Justice of the Michigan Supreme Court
- In office 1995–2010
- Governor: John Engler; Jennifer Granholm;
- Preceded by: Robert P. Griffin
- Succeeded by: Alton Davis

Judge of the Michigan Court of Appeals
- In office 1987–1995

Personal details
- Born: March 28, 1941 New Orleans, Louisiana, U.S.
- Died: April 21, 2015 (aged 74) Glen Arbor Township, Michigan, U.S.
- Alma mater: Tulane University Law School

= Elizabeth Weaver =

American judge

Elizabeth Ann Weaver (March 28, 1941 – April 21, 2015) was a justice of the Michigan Supreme Court from 1995 to 2010 and chief justice from 1999 to 2001.

==Life==
Weaver was born in New Orleans, Louisiana. She received her Bachelor of Arts degree in 1962 from H. Sophie Newcomb Memorial College. In 1965, she received her Juris Doctor from Tulane University Law School and was admitted to the Louisiana Bar. During law school, she was an editor of the Tulane Law Review. After graduating from Tulane, she began her practice working with the Chevron Corporation and a private law firm in New Orleans.

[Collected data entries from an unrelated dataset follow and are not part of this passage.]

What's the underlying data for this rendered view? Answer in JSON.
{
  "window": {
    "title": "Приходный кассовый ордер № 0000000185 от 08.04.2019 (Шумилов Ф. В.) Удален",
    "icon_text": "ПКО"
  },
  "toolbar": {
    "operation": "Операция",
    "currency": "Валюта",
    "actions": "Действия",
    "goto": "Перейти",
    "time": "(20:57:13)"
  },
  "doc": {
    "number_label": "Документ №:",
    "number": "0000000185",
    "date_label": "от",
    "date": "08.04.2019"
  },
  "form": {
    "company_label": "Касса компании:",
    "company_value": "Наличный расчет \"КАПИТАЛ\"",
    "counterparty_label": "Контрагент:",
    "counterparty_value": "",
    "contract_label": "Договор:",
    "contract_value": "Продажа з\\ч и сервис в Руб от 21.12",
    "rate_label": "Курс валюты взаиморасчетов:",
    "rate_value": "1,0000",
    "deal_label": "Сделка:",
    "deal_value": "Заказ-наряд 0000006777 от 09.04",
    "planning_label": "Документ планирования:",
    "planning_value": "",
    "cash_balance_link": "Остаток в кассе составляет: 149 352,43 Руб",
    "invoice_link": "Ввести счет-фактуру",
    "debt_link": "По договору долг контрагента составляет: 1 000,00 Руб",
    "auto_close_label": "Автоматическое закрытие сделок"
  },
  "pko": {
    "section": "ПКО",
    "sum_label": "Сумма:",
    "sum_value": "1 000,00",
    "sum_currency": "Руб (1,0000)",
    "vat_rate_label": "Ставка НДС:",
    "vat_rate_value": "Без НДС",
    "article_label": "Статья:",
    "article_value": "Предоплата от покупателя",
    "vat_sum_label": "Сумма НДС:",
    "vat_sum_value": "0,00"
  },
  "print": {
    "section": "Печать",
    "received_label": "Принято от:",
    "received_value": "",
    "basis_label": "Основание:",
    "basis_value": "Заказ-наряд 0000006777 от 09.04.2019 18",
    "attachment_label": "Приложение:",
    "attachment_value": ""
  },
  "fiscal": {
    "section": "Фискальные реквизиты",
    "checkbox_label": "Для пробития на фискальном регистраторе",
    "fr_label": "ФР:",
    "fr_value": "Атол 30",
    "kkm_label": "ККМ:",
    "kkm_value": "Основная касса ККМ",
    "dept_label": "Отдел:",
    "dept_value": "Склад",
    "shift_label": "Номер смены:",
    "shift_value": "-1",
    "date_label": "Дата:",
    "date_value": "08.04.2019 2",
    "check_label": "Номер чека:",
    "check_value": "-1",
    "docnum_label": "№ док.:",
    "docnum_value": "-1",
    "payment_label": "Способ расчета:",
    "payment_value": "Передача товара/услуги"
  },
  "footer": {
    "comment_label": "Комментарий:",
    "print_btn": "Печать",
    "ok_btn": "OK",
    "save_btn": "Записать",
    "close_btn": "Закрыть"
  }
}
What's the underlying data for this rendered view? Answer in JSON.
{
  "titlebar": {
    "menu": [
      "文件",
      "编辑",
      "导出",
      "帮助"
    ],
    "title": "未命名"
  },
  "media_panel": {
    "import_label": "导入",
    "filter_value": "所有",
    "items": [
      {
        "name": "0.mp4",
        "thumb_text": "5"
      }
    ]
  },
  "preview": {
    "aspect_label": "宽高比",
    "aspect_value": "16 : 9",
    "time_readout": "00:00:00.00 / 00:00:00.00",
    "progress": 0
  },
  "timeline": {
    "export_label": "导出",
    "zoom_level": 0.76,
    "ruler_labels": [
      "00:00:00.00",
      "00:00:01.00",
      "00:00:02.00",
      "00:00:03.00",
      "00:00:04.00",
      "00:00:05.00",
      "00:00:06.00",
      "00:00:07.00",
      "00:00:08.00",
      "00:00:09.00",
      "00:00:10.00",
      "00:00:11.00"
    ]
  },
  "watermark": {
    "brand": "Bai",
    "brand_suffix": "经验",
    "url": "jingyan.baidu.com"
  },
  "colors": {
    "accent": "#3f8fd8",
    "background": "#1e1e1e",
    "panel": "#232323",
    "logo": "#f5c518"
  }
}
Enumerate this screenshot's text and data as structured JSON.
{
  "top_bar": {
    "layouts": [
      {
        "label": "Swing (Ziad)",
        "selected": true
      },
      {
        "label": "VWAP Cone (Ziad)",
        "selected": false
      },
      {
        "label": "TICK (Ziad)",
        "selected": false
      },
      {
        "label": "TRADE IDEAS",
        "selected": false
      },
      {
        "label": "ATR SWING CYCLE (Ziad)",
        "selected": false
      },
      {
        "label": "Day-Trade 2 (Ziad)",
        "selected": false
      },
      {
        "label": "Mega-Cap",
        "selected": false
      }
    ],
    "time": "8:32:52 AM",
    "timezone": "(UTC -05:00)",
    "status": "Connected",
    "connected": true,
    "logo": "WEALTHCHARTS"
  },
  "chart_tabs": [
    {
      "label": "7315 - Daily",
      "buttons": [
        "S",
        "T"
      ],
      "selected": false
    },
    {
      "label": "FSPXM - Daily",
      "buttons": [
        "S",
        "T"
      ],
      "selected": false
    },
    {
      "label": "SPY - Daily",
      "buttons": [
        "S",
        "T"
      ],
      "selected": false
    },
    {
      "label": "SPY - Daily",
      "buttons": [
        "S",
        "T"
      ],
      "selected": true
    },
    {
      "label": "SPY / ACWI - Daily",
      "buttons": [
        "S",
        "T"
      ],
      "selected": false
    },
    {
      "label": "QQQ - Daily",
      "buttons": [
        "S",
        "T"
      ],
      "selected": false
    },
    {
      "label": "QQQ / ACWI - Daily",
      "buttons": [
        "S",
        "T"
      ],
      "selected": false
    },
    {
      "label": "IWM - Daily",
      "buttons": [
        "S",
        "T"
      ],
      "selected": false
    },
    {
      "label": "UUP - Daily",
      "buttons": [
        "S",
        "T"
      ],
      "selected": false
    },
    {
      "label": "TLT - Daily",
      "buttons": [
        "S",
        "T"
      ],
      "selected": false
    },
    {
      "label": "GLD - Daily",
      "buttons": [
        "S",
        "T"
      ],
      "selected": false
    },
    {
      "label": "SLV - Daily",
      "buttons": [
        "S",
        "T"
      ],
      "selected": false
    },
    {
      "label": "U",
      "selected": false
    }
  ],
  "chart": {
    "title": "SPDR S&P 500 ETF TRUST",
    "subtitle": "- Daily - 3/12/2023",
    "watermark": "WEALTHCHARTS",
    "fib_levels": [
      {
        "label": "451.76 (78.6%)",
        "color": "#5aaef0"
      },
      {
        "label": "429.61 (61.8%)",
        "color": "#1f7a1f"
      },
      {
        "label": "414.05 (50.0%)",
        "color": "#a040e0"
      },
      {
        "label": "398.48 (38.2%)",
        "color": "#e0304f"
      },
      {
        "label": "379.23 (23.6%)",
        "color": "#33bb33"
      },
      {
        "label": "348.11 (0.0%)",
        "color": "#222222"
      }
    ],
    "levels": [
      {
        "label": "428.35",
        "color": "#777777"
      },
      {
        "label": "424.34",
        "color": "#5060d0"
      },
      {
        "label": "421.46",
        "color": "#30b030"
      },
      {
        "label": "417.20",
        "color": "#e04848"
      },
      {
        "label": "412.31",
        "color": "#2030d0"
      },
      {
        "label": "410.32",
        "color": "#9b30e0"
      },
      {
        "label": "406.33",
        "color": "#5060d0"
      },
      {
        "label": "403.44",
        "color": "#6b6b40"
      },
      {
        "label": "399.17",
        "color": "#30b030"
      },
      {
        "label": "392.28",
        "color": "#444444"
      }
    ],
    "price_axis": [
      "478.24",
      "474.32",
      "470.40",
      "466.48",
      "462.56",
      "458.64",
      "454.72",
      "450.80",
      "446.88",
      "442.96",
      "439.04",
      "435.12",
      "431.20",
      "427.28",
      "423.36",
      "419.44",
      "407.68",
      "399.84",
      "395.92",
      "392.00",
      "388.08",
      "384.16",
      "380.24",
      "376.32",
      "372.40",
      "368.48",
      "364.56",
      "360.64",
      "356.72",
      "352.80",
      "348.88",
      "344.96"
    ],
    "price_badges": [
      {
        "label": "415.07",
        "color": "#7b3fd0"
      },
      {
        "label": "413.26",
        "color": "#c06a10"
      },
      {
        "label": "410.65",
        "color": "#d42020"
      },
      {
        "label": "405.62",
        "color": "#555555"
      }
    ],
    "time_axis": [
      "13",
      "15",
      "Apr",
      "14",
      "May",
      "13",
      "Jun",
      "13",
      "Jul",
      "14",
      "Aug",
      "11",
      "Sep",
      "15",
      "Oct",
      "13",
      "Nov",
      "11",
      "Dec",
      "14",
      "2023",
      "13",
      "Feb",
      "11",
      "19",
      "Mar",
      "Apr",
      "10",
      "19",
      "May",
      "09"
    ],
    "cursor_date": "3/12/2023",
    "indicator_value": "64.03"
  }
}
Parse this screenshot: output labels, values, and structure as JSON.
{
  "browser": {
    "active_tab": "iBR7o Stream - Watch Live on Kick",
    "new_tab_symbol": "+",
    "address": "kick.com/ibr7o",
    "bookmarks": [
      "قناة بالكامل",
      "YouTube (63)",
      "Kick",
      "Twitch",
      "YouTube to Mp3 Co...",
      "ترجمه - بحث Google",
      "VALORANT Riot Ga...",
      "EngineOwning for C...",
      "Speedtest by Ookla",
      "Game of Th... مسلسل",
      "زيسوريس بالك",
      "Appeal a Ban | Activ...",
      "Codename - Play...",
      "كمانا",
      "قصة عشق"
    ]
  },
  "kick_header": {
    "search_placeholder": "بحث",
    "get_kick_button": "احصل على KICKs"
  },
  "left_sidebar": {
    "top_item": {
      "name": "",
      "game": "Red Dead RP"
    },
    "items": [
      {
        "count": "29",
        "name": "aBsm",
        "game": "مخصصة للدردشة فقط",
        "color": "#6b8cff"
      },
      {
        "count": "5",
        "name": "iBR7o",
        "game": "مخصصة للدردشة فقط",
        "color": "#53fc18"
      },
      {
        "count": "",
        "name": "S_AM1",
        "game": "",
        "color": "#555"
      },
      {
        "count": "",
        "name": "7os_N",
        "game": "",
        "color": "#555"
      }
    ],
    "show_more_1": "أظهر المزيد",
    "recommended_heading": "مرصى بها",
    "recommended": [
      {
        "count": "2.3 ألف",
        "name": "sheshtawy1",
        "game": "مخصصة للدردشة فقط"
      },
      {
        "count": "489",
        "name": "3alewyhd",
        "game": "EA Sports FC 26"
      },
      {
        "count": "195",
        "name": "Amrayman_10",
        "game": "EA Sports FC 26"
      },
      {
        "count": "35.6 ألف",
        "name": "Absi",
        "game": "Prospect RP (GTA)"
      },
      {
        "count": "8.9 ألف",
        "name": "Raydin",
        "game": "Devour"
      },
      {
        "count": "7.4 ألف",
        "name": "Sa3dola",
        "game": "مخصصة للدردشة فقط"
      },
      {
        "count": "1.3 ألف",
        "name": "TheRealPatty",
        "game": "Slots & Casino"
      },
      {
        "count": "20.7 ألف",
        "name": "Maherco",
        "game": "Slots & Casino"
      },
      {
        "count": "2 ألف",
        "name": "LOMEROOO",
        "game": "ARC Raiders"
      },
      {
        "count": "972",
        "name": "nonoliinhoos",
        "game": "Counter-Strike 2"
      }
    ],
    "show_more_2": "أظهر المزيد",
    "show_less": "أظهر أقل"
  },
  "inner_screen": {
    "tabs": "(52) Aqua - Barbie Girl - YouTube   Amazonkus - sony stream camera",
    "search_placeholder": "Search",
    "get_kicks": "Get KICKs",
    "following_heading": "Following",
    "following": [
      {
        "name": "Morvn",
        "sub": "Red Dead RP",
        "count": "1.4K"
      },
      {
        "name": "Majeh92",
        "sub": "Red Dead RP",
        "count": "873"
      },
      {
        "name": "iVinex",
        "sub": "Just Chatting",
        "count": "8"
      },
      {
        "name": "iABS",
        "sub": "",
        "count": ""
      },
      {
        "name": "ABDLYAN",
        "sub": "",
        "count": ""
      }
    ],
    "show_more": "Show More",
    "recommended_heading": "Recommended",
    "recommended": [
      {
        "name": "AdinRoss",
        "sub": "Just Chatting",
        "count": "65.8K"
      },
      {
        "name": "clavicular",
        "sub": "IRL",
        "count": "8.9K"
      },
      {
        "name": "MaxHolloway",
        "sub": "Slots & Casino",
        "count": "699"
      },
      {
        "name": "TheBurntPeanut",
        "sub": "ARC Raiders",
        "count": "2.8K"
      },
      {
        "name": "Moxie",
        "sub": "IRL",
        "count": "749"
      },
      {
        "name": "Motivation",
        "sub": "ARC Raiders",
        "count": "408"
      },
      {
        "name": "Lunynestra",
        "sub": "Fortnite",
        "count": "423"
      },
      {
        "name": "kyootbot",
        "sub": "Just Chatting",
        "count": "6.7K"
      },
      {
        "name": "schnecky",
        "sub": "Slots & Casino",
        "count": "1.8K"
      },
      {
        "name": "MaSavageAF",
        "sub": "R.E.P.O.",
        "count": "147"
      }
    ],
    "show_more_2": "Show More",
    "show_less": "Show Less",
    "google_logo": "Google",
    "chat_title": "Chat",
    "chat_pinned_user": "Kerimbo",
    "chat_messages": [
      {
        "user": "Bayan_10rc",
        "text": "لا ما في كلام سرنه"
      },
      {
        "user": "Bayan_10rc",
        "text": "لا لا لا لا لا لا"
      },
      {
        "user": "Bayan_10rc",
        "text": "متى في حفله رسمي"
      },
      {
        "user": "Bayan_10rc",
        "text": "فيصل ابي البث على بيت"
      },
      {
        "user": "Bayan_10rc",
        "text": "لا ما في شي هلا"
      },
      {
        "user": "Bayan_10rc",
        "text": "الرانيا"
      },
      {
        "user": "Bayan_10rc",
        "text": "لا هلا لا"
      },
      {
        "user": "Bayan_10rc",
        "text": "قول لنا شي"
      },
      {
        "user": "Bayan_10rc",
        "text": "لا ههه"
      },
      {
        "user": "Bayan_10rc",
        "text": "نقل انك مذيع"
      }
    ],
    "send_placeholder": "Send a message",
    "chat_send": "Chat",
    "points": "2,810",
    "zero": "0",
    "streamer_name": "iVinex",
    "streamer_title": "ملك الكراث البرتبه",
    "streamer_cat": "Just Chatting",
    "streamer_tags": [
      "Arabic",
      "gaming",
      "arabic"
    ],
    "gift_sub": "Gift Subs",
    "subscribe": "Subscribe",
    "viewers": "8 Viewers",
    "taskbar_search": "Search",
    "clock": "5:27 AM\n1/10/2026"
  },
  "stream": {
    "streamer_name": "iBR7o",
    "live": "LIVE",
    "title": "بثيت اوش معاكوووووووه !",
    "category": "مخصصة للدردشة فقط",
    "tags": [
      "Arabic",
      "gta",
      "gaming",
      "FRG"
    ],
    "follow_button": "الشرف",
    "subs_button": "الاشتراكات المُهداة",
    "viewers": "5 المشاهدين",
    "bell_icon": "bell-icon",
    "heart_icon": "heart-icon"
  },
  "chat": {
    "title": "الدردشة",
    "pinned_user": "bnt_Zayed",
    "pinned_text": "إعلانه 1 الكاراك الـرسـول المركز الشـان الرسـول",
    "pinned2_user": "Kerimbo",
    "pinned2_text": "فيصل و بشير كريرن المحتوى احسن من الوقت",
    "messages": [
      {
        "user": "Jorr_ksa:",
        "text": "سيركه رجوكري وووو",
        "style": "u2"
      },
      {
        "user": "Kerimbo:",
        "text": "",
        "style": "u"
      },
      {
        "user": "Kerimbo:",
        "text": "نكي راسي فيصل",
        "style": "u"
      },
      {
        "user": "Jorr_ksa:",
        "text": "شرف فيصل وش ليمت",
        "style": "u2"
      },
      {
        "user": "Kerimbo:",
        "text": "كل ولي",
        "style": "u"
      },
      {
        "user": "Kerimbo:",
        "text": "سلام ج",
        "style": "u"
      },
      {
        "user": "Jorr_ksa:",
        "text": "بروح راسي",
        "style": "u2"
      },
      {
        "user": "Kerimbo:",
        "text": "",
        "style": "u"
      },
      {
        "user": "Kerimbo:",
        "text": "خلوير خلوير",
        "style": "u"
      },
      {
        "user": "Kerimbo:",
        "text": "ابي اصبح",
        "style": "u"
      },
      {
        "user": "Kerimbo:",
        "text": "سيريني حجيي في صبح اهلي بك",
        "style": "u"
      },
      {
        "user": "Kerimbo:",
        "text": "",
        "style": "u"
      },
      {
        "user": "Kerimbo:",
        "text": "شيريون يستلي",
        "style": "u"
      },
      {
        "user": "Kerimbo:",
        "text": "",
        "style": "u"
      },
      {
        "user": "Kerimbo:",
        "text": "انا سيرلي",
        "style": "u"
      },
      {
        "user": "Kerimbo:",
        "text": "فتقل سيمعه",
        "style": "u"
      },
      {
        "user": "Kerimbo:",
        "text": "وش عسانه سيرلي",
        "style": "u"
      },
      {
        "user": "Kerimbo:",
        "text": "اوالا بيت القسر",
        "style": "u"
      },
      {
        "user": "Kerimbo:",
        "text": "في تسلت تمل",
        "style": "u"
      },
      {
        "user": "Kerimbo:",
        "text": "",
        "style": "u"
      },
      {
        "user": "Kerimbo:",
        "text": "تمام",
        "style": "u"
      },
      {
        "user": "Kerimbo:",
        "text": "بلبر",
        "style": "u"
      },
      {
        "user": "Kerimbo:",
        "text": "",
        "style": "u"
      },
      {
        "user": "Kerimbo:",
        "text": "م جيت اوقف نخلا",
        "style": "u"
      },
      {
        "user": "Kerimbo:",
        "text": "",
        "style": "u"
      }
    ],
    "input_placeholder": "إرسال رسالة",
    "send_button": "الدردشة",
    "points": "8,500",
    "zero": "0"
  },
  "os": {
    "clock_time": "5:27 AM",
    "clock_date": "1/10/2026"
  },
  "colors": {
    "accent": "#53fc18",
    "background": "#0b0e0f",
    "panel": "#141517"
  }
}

She eventually relocated to Michigan, where she taught first grade and served as the dean of girls at The Leelanau School in Glen Arbor. In 1973, Weaver was admitted to the Michigan bar. In 1974, she was elected as Leelanau County's probate court judge. In 1987, she was elected to the Michigan Court of Appeals and was re-elected in 1992.

== Michigan Supreme Court ==
Weaver was elected to the Michigan Supreme Court as a Republican in 1994. She served as chief justice from 1999–2001 and was reelected to hear seat in 2002. In 2010, amidst rumors that the Michigan Republican Party would not formally nominate her for a third term, Weaver announced plans to run as an independent. Just days before both political parties were to formally nominate candidates for the statewide ballot in August 2010, however, she unexpectedly resigned from the court. Michigan's Democratic governor Jennifer Granholm replaced her with Alton Davis, who served out the rest of Weaver's term before being defeated in the 2010 election by Republican Mary Beth Kelly.

== Retirement ==
Weaver was a co-author of the 2013 book Judicial Deceit: Tyranny and Unnecessary Secrecy at the Michigan Supreme Court, a telling of the court during her tenure that she claimed was her last remaining obligation to the citizens of Michigan. Her contention was that the court had been overtaken in thought by appointees of Republican governor John Engler. She argued that, during her tenure, members of what she called the "Engler Four" had frequently attacked her, even using a gag order to silence her public comments about the court's internal deliberations despite her argument that the people had a right to know what was going on at the court.

Weaver died on April 21, 2015, in her Glen Arbor home. She was 74.